Moreover, the report delivered to the pope includes an accusation that Rodriguez Maradiaga has made troubling payments to an intimate male friend of the auxiliary bishop of his archdiocese, Juan José Pineda, who lives in an apartment close to Maradiaga and who has shared his domicile with Pineda.
L’Espresso quotes an anonymous missionary familiar with the finances of the Archdiocese of Tegucigalpa, who claims that “there are expenditures that go to the close friends of Pineda, among them a Mexican who calls himself ‘Fr. Erick,’ but has never taken vows. This person . . . has lived for years in an apartment adjacent to the cardinal in Villa Iris. Pineda, who has lived with him under the same roof, has recently purchased for him an apartment in the center of the city and an automobile.”

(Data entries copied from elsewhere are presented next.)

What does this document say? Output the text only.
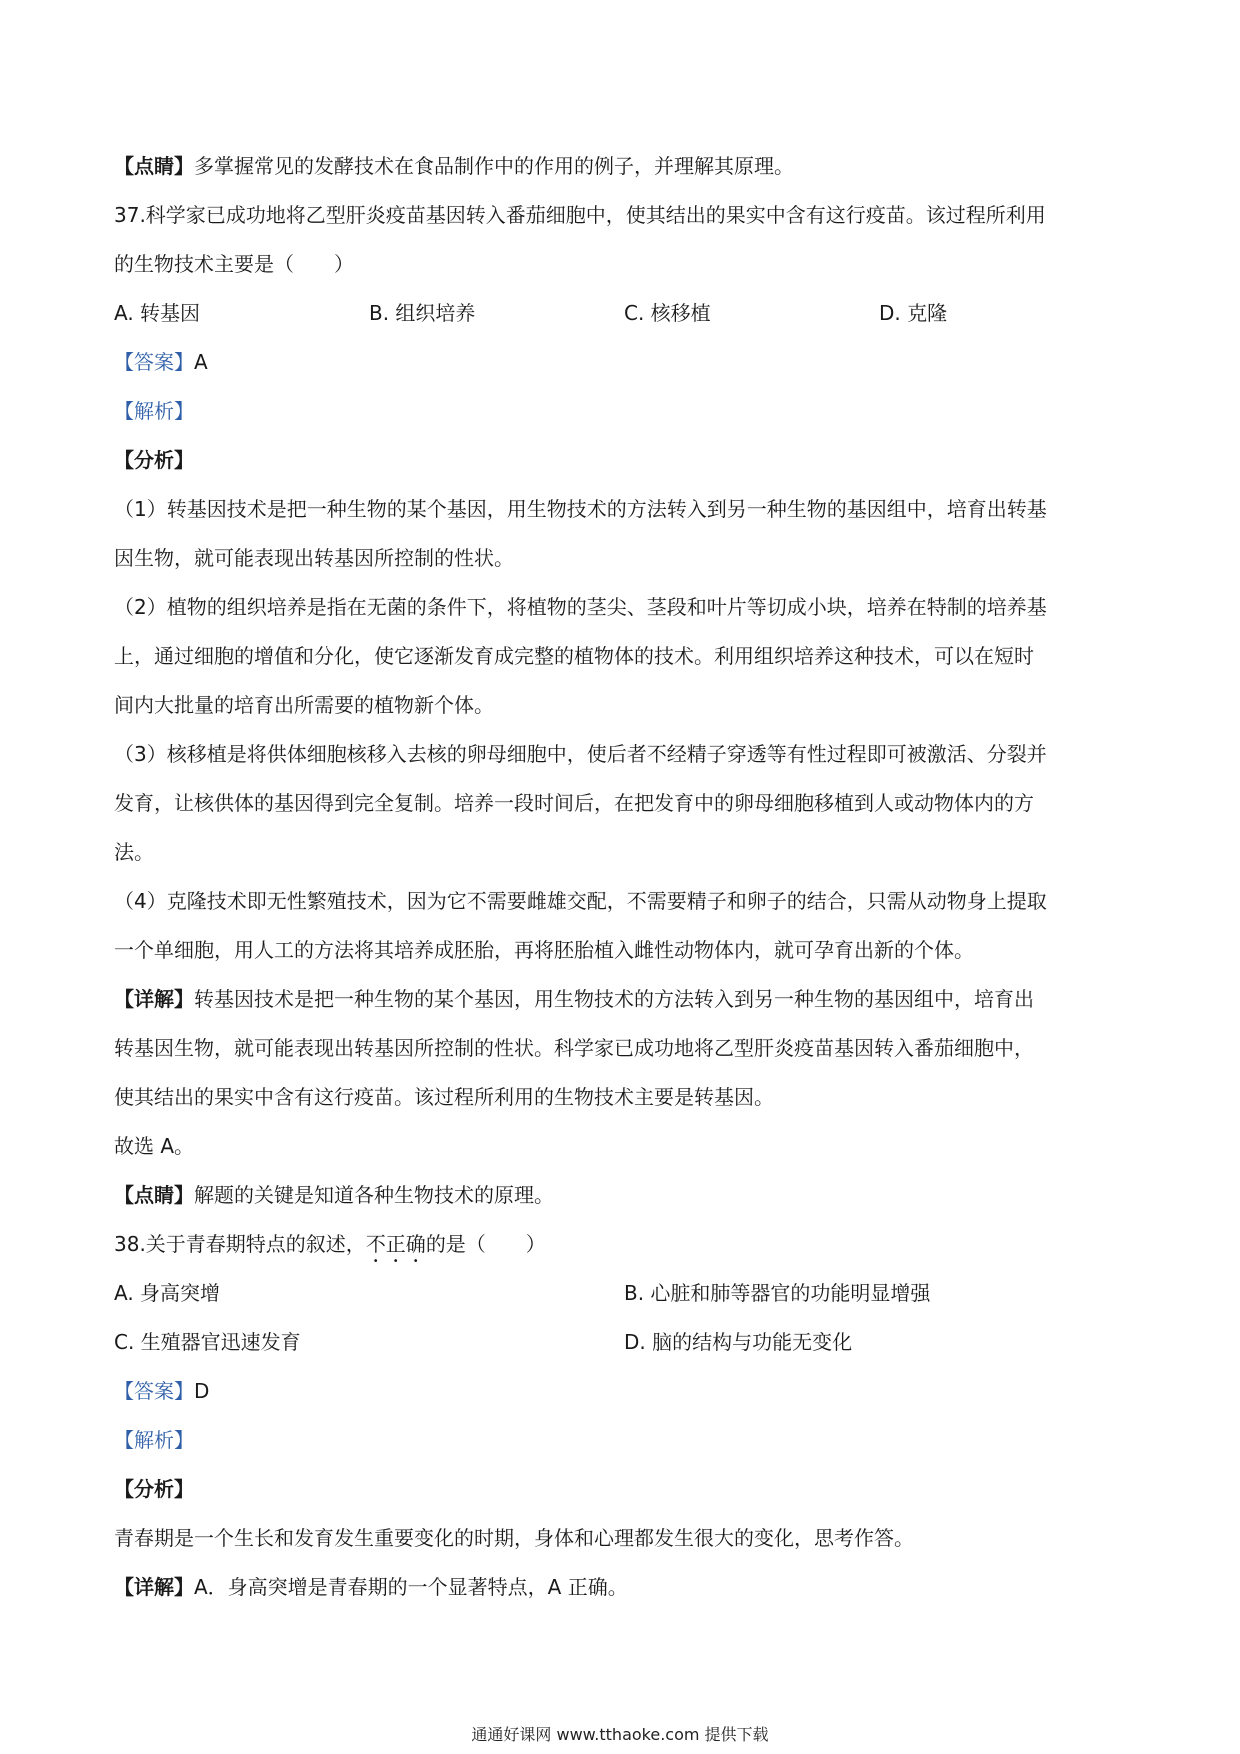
【点睛】多掌握常见的发酵技术在食品制作中的作用的例子，并理解其原理。
37.科学家已成功地将乙型肝炎疫苗基因转入番茄细胞中，使其结出的果实中含有这行疫苗。该过程所利用
的生物技术主要是（　　）
A. 转基因	B. 组织培养	C. 核移植	D. 克隆
【答案】A
【解析】
【分析】
（1）转基因技术是把一种生物的某个基因，用生物技术的方法转入到另一种生物的基因组中，培育出转基
因生物，就可能表现出转基因所控制的性状。
（2）植物的组织培养是指在无菌的条件下，将植物的茎尖、茎段和叶片等切成小块，培养在特制的培养基
上，通过细胞的增值和分化，使它逐渐发育成完整的植物体的技术。利用组织培养这种技术，可以在短时
间内大批量的培育出所需要的植物新个体。
（3）核移植是将供体细胞核移入去核的卵母细胞中，使后者不经精子穿透等有性过程即可被激活、分裂并
发育，让核供体的基因得到完全复制。培养一段时间后，在把发育中的卵母细胞移植到人或动物体内的方
法。
（4）克隆技术即无性繁殖技术，因为它不需要雌雄交配，不需要精子和卵子的结合，只需从动物身上提取
一个单细胞，用人工的方法将其培养成胚胎，再将胚胎植入雌性动物体内，就可孕育出新的个体。
【详解】转基因技术是把一种生物的某个基因，用生物技术的方法转入到另一种生物的基因组中，培育出
转基因生物，就可能表现出转基因所控制的性状。科学家已成功地将乙型肝炎疫苗基因转入番茄细胞中，
使其结出的果实中含有这行疫苗。该过程所利用的生物技术主要是转基因。
故选 A。
【点睛】解题的关键是知道各种生物技术的原理。
38.关于青春期特点的叙述，不正确的是（　　）
A. 身高突增	B. 心脏和肺等器官的功能明显增强
C. 生殖器官迅速发育	D. 脑的结构与功能无变化
【答案】D
【解析】
【分析】
青春期是一个生长和发育发生重要变化的时期，身体和心理都发生很大的变化，思考作答。
【详解】A．身高突增是青春期的一个显著特点，A 正确。
通通好课网 www.tthaoke.com 提供下载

“Our fear is that the money might come from the university or the diocese,” the source added. “We have denounced this close and indecorous relationship to the Vatican as well. The pope knows all about it.”
The report also indicates that Rodriguez Maradiaga has sent millions of dollars in archdiocesan funds to a financial services company, “Leman Wealth Management,” that ceased to exist after only two years in business, and which lost some of the money after having deposited it in German banks. In addition, more than a million in diocesan media earnings has reportedly been given to projects controlled by Bishop Pineda that witnesses say have only vaguely defined purposes.
The accusations contained in the report were gathered from about fifty witnesses, according to L’Espresso, and include diocesan administrators, clergymen, and even the cardinal’s secretary and chauffeur. They are contained in a report made by the Argentinean bishop Jorge Pedro Casaretto, commissioned to investigate the matter by the pope himself.
“The pope is suffering and is sad, but also he is very determined to discover the truth,” one source from within the pope’s residence of Casa Santa Marta told L’Espresso. The newspaper reports that the pope has reserved to himself the authority to decide on the case. It appears that he has not yet acted against Rodriguez Maradiaga after having received the report more than six months ago, although he has the option of accepting the cardinal’s resignation in late December, when he is requested by canon law to submit it to the pope.
Rodriguez Maradiaga is a staunch defender of giving Holy Communion to divorced and invalidly remarried couples, and has made a name for himself by his bulldog-like attacks on the four “Dubia Cardinals” who have asked Pope Francis to clarify his teaching on the topic. He has accused the cardinals of a “new pharisaism” and of wanting to make the Catholic Church go “backwards,” and says of Cardinal Raymond Burke in particular that he is a “poor” and “disappointed man” who “wanted power and lost it.”
Billionaire activist George Soros’ “Open Societies Foundation” sought to use the cardinal’s influence when it spent $650,000 to exploit Pope Francis’ September 2015 visit to the United States for ideological purposes, according to an internal Open Societies Foundation report published by Wikileaks.
Earlier this year, the Maradiaga-led Council of Cardinal Advisers issued an unprecedented statement pledging their “loyalty” to Pope Francis, in response to an anonymous poster campaign in the city of Rome criticizing Francis’ leadership style.